Sr. Casanova não emigre, nem muito menos morra! Este post era um testamento perfeito mas não morra ou eu vou logo a seguir.

rui disse...

Como me dizia agora no mesenger um amigo que praticamente só fala por chalaças, "há a miséria franciscana,mas agora temos a miséria beneditina". "mto ppoupadinhos, mto coitadinhos, sempre à espera da caridade alheia (auto-golos)
".
O que vale, acrescento eu, é que os italianos, no máximo dos máximos, param ao 2º golo. Se não ainda saía um massacre à Bayern.

Anónimo disse...

ahahahahahahaha

O Postiga, cuja missão em campo me parece agora consistir em recuperar a bola quando o Sporting tem a bola, e manter a bola quando o Sporting não tem a bola, passou grande parte do jogo a pressionar adversários imaginários perto de uma bandeirola de canto imaginária...

não posso ler estes posts no trabalho, sou precário

ps. este post não devia ter escrito na Dieta Rochemback?

rui disse...

"O futebol da técnica, jogado com muita classe! "

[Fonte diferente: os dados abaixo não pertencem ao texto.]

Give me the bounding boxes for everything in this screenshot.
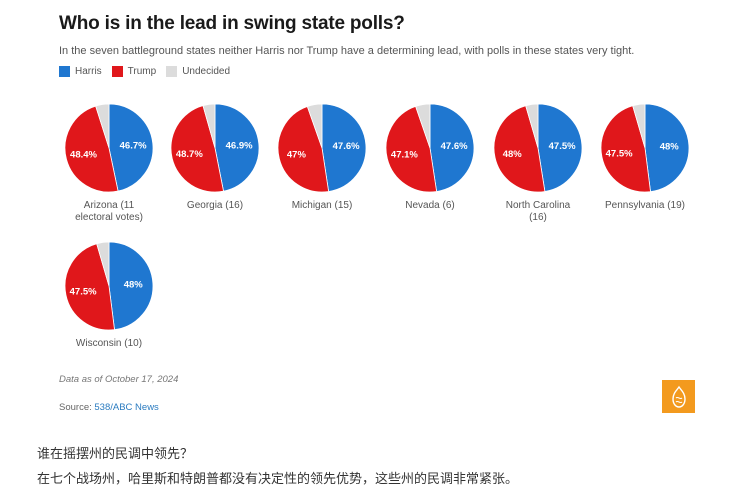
harris-pct: 47.5% bbox=[549, 141, 576, 152]
trump-pct: 47% bbox=[287, 149, 307, 160]
chart-card: Who is in the lead in swing state polls?… bbox=[44, 0, 724, 430]
legend-label: Undecided bbox=[182, 66, 231, 77]
pie-chart: 47.6% 47% bbox=[277, 103, 367, 193]
state-label: Nevada (6) bbox=[405, 200, 455, 211]
pie-chart: 48% 47.5% bbox=[64, 241, 154, 331]
pie-nevada: 47.6% 47.1% Nevada (6) bbox=[375, 102, 485, 212]
pie-pennsylvania: 48% 47.5% Pennsylvania (19) bbox=[590, 102, 700, 212]
state-label: Arizona (11 electoral votes) bbox=[75, 200, 143, 223]
pie-chart: 47.5% 48% bbox=[493, 103, 583, 193]
chart-subtitle: In the seven battleground states neither… bbox=[59, 45, 635, 57]
legend-label: Harris bbox=[75, 66, 102, 77]
trump-pct: 48% bbox=[503, 149, 523, 160]
chart-title: Who is in the lead in swing state polls? bbox=[59, 13, 405, 34]
al-jazeera-logo-icon bbox=[662, 380, 695, 413]
trump-pct: 47.5% bbox=[606, 148, 633, 159]
harris-pct: 47.6% bbox=[333, 141, 360, 152]
harris-pct: 48% bbox=[124, 280, 144, 291]
caption-line-2: 在七个战场州，哈里斯和特朗普都没有决定性的领先优势，这些州的民调非常紧张。 bbox=[37, 472, 519, 487]
legend-item-harris: Harris bbox=[59, 66, 102, 77]
state-label: North Carolina (16) bbox=[505, 200, 571, 223]
harris-pct: 47.6% bbox=[441, 141, 468, 152]
pie-arizona: 46.7% 48.4% Arizona (11 electoral votes) bbox=[54, 102, 164, 224]
source-link[interactable]: 538/ABC News bbox=[94, 402, 159, 413]
trump-swatch-icon bbox=[111, 66, 123, 77]
harris-pct: 46.7% bbox=[120, 141, 147, 152]
trump-pct: 47.1% bbox=[391, 149, 418, 160]
caption-line-1: 谁在摇摆州的民调中领先？ bbox=[37, 447, 194, 462]
pie-wisconsin: 48% 47.5% Wisconsin (10) bbox=[54, 240, 164, 350]
pie-chart: 46.9% 48.7% bbox=[170, 103, 260, 193]
state-label: Georgia (16) bbox=[186, 200, 244, 211]
harris-swatch-icon bbox=[59, 66, 70, 77]
source-prefix: Source: bbox=[59, 402, 95, 413]
undecided-swatch-icon bbox=[166, 66, 178, 77]
date-note: Data as of October 17, 2024 bbox=[59, 374, 179, 385]
source-line: Source: 538/ABC News bbox=[59, 402, 159, 413]
pie-georgia: 46.9% 48.7% Georgia (16) bbox=[160, 102, 270, 212]
trump-pct: 48.4% bbox=[70, 150, 97, 161]
state-label: Pennsylvania (19) bbox=[604, 200, 686, 211]
state-label: Michigan (15) bbox=[291, 200, 353, 211]
pie-north-carolina: 47.5% 48% North Carolina (16) bbox=[483, 102, 593, 224]
trump-pct: 48.7% bbox=[176, 149, 203, 160]
pie-chart: 47.6% 47.1% bbox=[385, 103, 475, 193]
legend-item-undecided: Undecided bbox=[166, 66, 230, 77]
harris-pct: 46.9% bbox=[226, 141, 253, 152]
pie-michigan: 47.6% 47% Michigan (15) bbox=[267, 102, 377, 212]
pie-chart: 48% 47.5% bbox=[600, 103, 690, 193]
harris-pct: 48% bbox=[660, 142, 680, 153]
legend-item-trump: Trump bbox=[111, 66, 157, 77]
pie-chart: 46.7% 48.4% bbox=[64, 103, 154, 193]
legend-label: Trump bbox=[127, 66, 157, 77]
state-label: Wisconsin (10) bbox=[75, 338, 143, 349]
trump-pct: 47.5% bbox=[70, 286, 97, 297]
legend: Harris Trump Undecided bbox=[59, 66, 240, 77]
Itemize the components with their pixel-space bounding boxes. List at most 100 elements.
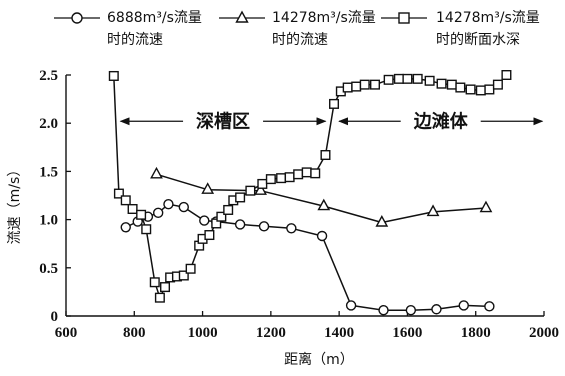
data-point-square <box>245 185 256 196</box>
data-point-square <box>310 168 321 179</box>
x-tick-label: 800 <box>123 325 146 341</box>
data-point-square <box>127 203 138 214</box>
data-point-triangle <box>479 200 493 213</box>
x-tick-label: 1600 <box>392 325 422 341</box>
data-point-square <box>235 192 246 203</box>
data-point-circle <box>163 198 174 210</box>
data-point-square <box>149 277 160 288</box>
data-point-square <box>484 84 495 95</box>
legend-label-3-line2: 时的断面水深 <box>436 32 520 48</box>
data-point-circle <box>405 305 417 316</box>
data-point-triangle <box>150 166 163 179</box>
legend-item-3: 14278m³/s流量 时的断面水深 <box>381 10 540 48</box>
data-point-square <box>160 282 171 293</box>
data-point-square <box>359 79 370 90</box>
data-point-square <box>475 85 486 96</box>
data-point-square <box>185 263 196 274</box>
data-point-square <box>204 230 215 241</box>
data-point-square <box>276 173 287 184</box>
data-point-circle <box>120 222 131 233</box>
data-point-circle <box>199 215 210 226</box>
data-point-square <box>465 84 476 95</box>
y-tick-label: 2.5 <box>39 68 58 84</box>
data-point-square <box>211 218 222 229</box>
data-point-square <box>412 73 423 84</box>
data-point-square <box>293 169 304 180</box>
legend-label-1-line2: 时的流速 <box>107 32 163 48</box>
y-tick-label: 0.5 <box>39 261 58 277</box>
data-point-square <box>492 79 503 90</box>
data-point-square <box>329 98 340 109</box>
series-3 <box>108 69 512 303</box>
data-point-square <box>351 81 362 92</box>
data-point-square <box>402 73 413 84</box>
data-point-circle <box>178 201 189 213</box>
x-tick-label: 1800 <box>461 325 491 341</box>
data-point-square <box>223 204 234 215</box>
legend-item-1: 6888m³/s流量 时的流速 <box>54 10 202 48</box>
x-tick-label: 1400 <box>324 325 354 341</box>
legend-label-2-line1: 14278m³/s流量 <box>272 10 376 26</box>
data-point-circle <box>234 219 246 230</box>
data-point-square <box>141 224 152 235</box>
data-point-square <box>436 78 447 89</box>
data-point-square <box>257 178 268 189</box>
data-point-circle <box>458 300 469 311</box>
plot-area: 600 800 1000 1200 1400 1600 1800 2000 0 0.5 1.0 1.5… <box>39 68 559 341</box>
data-point-circle <box>484 301 495 312</box>
axes: 600 800 1000 1200 1400 1600 1800 2000 0 0.5 1.0 1.5… <box>39 68 559 341</box>
data-point-triangle <box>317 198 331 211</box>
data-point-circle <box>431 304 442 315</box>
y-tick-label: 1.5 <box>39 164 58 180</box>
series-3-line <box>113 74 507 299</box>
data-point-square <box>455 82 466 93</box>
data-point-square <box>320 150 331 161</box>
legend-square-marker <box>398 12 410 24</box>
data-point-square <box>301 167 312 178</box>
data-point-square <box>113 188 124 199</box>
data-point-square <box>284 172 295 183</box>
data-point-square <box>265 174 276 185</box>
series-1-line <box>125 203 490 311</box>
data-point-circle <box>316 230 328 242</box>
data-point-circle <box>378 305 389 316</box>
data-point-circle <box>258 221 270 232</box>
data-point-square <box>120 195 131 206</box>
legend-label-2-line2: 时的流速 <box>272 32 328 48</box>
data-point-triangle <box>201 182 215 194</box>
legend: 6888m³/s流量 时的流速 14278m³/s流量 时的流速 14278m³… <box>54 10 540 48</box>
legend-item-2: 14278m³/s流量 时的流速 <box>219 10 376 48</box>
legend-label-1-line1: 6888m³/s流量 <box>107 10 202 26</box>
data-point-square <box>393 73 404 84</box>
data-point-triangle <box>254 183 267 195</box>
data-point-square <box>369 79 380 90</box>
data-point-circle <box>152 207 164 219</box>
data-point-triangle <box>426 204 440 217</box>
data-point-circle <box>286 223 297 234</box>
legend-triangle-marker <box>235 10 249 23</box>
x-tick-label: 1200 <box>256 325 286 341</box>
region-annotations: 深槽区 边滩体 <box>119 110 544 132</box>
data-point-square <box>383 74 394 85</box>
x-tick-label: 1000 <box>188 325 218 341</box>
data-point-square <box>108 70 119 81</box>
data-point-square <box>446 79 457 90</box>
series-1 <box>120 198 495 316</box>
data-point-square <box>154 292 165 303</box>
region-annotation-2: 边滩体 <box>338 110 544 132</box>
x-axis-label: 距离（m） <box>284 351 354 368</box>
data-point-square <box>216 211 227 222</box>
y-tick-label: 2.0 <box>39 116 58 132</box>
data-point-triangle <box>375 215 389 227</box>
y-tick-label: 1.0 <box>39 213 58 229</box>
region-label: 深槽区 <box>196 110 250 132</box>
x-tick-label: 600 <box>55 325 78 341</box>
data-point-square <box>424 75 435 86</box>
data-point-square <box>136 209 147 220</box>
data-point-square <box>501 69 512 80</box>
region-annotation-1: 深槽区 <box>119 110 327 132</box>
data-point-square <box>342 82 353 93</box>
x-tick-label: 2000 <box>529 325 559 341</box>
series-2 <box>150 166 493 227</box>
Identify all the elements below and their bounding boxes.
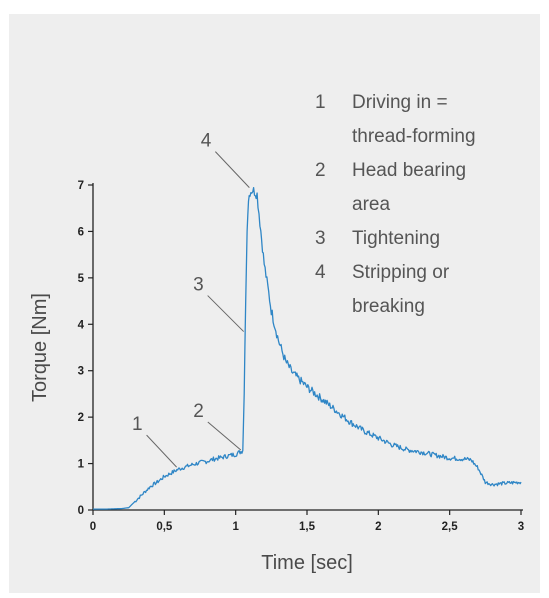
callout-leader <box>146 434 177 468</box>
legend-text: area <box>352 194 390 215</box>
x-tick-label: 1,5 <box>299 521 316 533</box>
chart-panel: 0 0,5 1 1,5 2 2,5 3 0 1 2 3 4 5 6 7 1 2 3 4 1 Driving in =… <box>9 14 540 593</box>
legend-number: 4 <box>315 262 326 283</box>
y-tick-label: 4 <box>78 319 85 331</box>
legend-text: thread-forming <box>352 126 476 147</box>
legend-number: 3 <box>315 228 326 249</box>
callout-label: 3 <box>193 275 204 296</box>
callouts: 1 2 3 4 <box>132 131 250 468</box>
x-tick-label: 0 <box>90 521 96 533</box>
callout-leader <box>207 421 242 451</box>
callout-leader <box>214 151 250 188</box>
callout-label: 2 <box>193 401 204 422</box>
y-tick-label: 5 <box>78 273 85 285</box>
x-tick-label: 2 <box>375 521 381 533</box>
x-tick-label: 3 <box>518 521 524 533</box>
y-tick-label: 0 <box>78 505 84 517</box>
callout-label: 4 <box>201 131 212 152</box>
y-tick-label: 7 <box>78 180 84 192</box>
legend-number: 1 <box>315 92 326 113</box>
legend-text: breaking <box>352 296 425 317</box>
torque-time-chart: 0 0,5 1 1,5 2 2,5 3 0 1 2 3 4 5 6 7 1 2 3 4 1 Driving in =… <box>29 92 525 574</box>
x-axis-title: Time [sec] <box>261 552 353 574</box>
legend: 1 Driving in = thread-forming 2 Head bearing… <box>315 92 476 317</box>
legend-text: Stripping or <box>352 262 450 283</box>
y-tick-label: 1 <box>78 459 85 471</box>
plot-area <box>93 186 522 510</box>
callout-leader <box>207 295 245 332</box>
tick-group: 0 0,5 1 1,5 2 2,5 3 0 1 2 3 4 5 6 7 <box>78 180 525 533</box>
legend-text: Tightening <box>352 228 440 249</box>
callout-label: 1 <box>132 414 143 435</box>
y-tick-label: 3 <box>78 366 84 378</box>
legend-text: Head bearing <box>352 160 466 181</box>
y-tick-label: 6 <box>78 226 84 238</box>
legend-number: 2 <box>315 160 326 181</box>
legend-text: Driving in = <box>352 92 448 113</box>
y-tick-label: 2 <box>78 412 84 424</box>
x-tick-label: 1 <box>232 521 239 533</box>
x-tick-label: 2,5 <box>442 521 459 533</box>
axes <box>92 183 523 511</box>
x-tick-label: 0,5 <box>156 521 173 533</box>
y-axis-title: Torque [Nm] <box>29 293 51 402</box>
series-line <box>93 186 522 510</box>
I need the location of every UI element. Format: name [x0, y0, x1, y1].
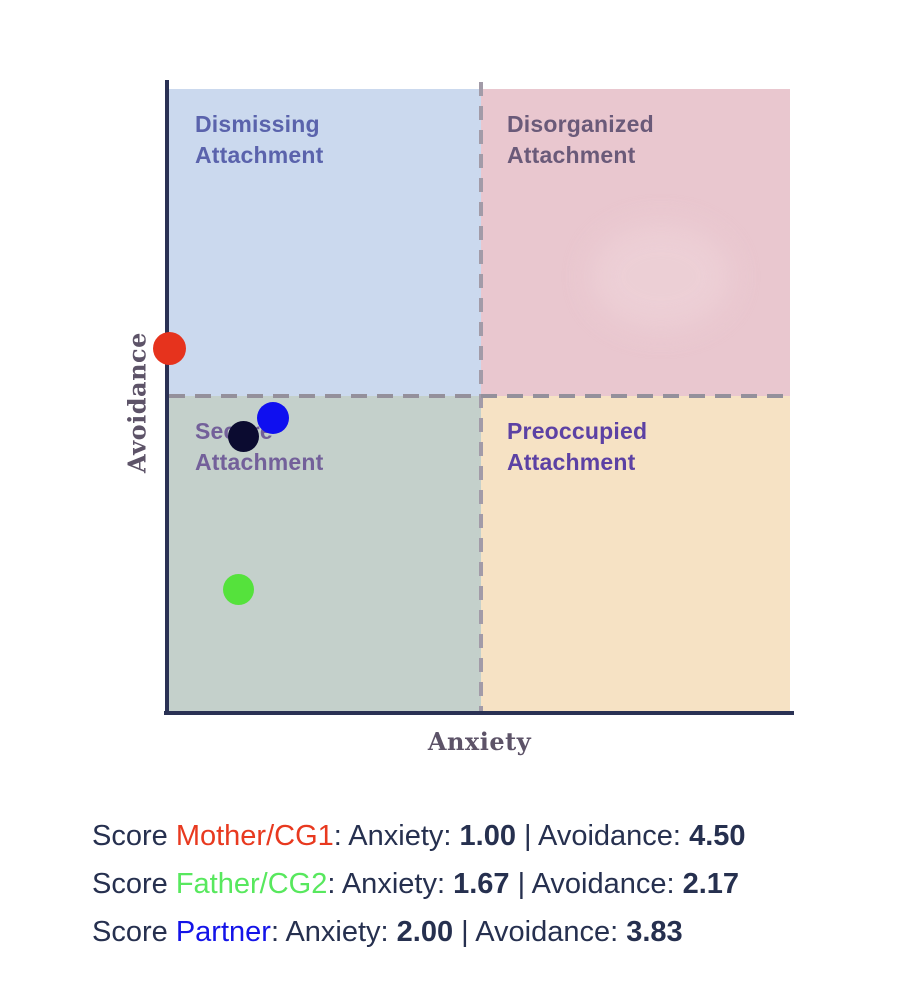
quadrant-secure: Secure Attachment	[169, 396, 481, 711]
avoidance-label: Avoidance:	[538, 820, 690, 852]
avoidance-value-partner: 3.83	[626, 916, 683, 948]
separator: |	[515, 820, 539, 852]
quadrant-label-secure: Secure Attachment	[195, 418, 324, 475]
score-name-father: Father/CG2	[175, 868, 328, 900]
score-prefix: Score	[92, 916, 176, 948]
quadrant-disorganized: Disorganized Attachment	[481, 89, 790, 396]
anxiety-label: : Anxiety:	[270, 916, 397, 948]
data-point-unlabeled	[228, 420, 260, 452]
score-name-partner: Partner	[175, 916, 271, 948]
scores-block: Score Mother/CG1: Anxiety: 1.00 | Avoida…	[92, 812, 746, 956]
horizontal-divider-dashed-line	[169, 394, 790, 398]
separator: |	[509, 868, 532, 900]
plot-area: Dismissing Attachment Disorganized Attac…	[152, 82, 790, 711]
separator: |	[453, 916, 476, 948]
x-axis-label: Anxiety	[427, 727, 532, 756]
anxiety-value-mother: 1.00	[459, 820, 516, 852]
y-axis-label: Avoidance	[122, 332, 152, 473]
anxiety-value-partner: 2.00	[396, 916, 454, 948]
score-name-mother: Mother/CG1	[175, 820, 334, 852]
avoidance-label: Avoidance:	[531, 868, 683, 900]
quadrant-label-dismissing: Dismissing Attachment	[195, 111, 324, 168]
anxiety-label: : Anxiety:	[327, 868, 454, 900]
y-axis-line	[165, 80, 169, 715]
x-axis-line	[164, 711, 794, 715]
quadrant-label-disorganized: Disorganized Attachment	[507, 111, 654, 168]
score-prefix: Score	[92, 868, 176, 900]
anxiety-value-father: 1.67	[453, 868, 510, 900]
quadrant-label-preoccupied: Preoccupied Attachment	[507, 418, 648, 475]
data-point-father-cg2	[222, 574, 254, 606]
score-row-father: Score Father/CG2: Anxiety: 1.67 | Avoida…	[92, 860, 746, 908]
avoidance-label: Avoidance:	[475, 916, 627, 948]
data-point-partner	[256, 401, 289, 434]
score-row-mother: Score Mother/CG1: Anxiety: 1.00 | Avoida…	[92, 812, 746, 860]
score-row-partner: Score Partner: Anxiety: 2.00 | Avoidance…	[92, 908, 746, 956]
data-point-mother-cg1	[152, 331, 186, 365]
quadrant-preoccupied: Preoccupied Attachment	[481, 396, 790, 711]
blur-smudge	[591, 224, 731, 329]
quadrant-dismissing: Dismissing Attachment	[169, 89, 481, 396]
avoidance-value-mother: 4.50	[689, 820, 746, 852]
anxiety-label: : Anxiety:	[333, 820, 460, 852]
avoidance-value-father: 2.17	[682, 868, 740, 900]
score-prefix: Score	[92, 820, 176, 852]
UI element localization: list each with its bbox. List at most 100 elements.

No anúncio do site da RTP ao jogo de logo...

Anónimo disse...

Tanta preocupação desnecessária face à superlativa eficácia de ganhar jogos 1-1 sem marcar sequer um único golo.

jaa disse...

Não sei se reparou (ainda não percebi muito bem em que é que repara e em que é que não repara) mas o Luís Naves do Corta-Fitas recomendou o Pastoral Portuguesa como sendo um "excelente blog pós-moderno". Deve ter lido estes dois últimos posts.

Anónimo disse...

你家中有老年人需要短長期照顧嬤!!!居家看護半天12小時1300元起。

醫院看護1天24小時1800元起,半天12小時1200元起。歡迎參觀指教喔~打擾了!!!

看護 看護 看護

居家看護 居家看護 居家看護

看護中心 看護中心 看護中心

醫院看護 醫院看護 醫院看護

João Gaspar disse...

ainda hoje não percebo muito bem em que posição jogava o ivanov.

Anónimo disse...

Taiwan's flooding caused by the disaster, let us love to play together to help those in need of help, and now you need to do is click on any one keyword for each link will be sponsored by the NT one dollar, let us work together to create world peace ~ thank you!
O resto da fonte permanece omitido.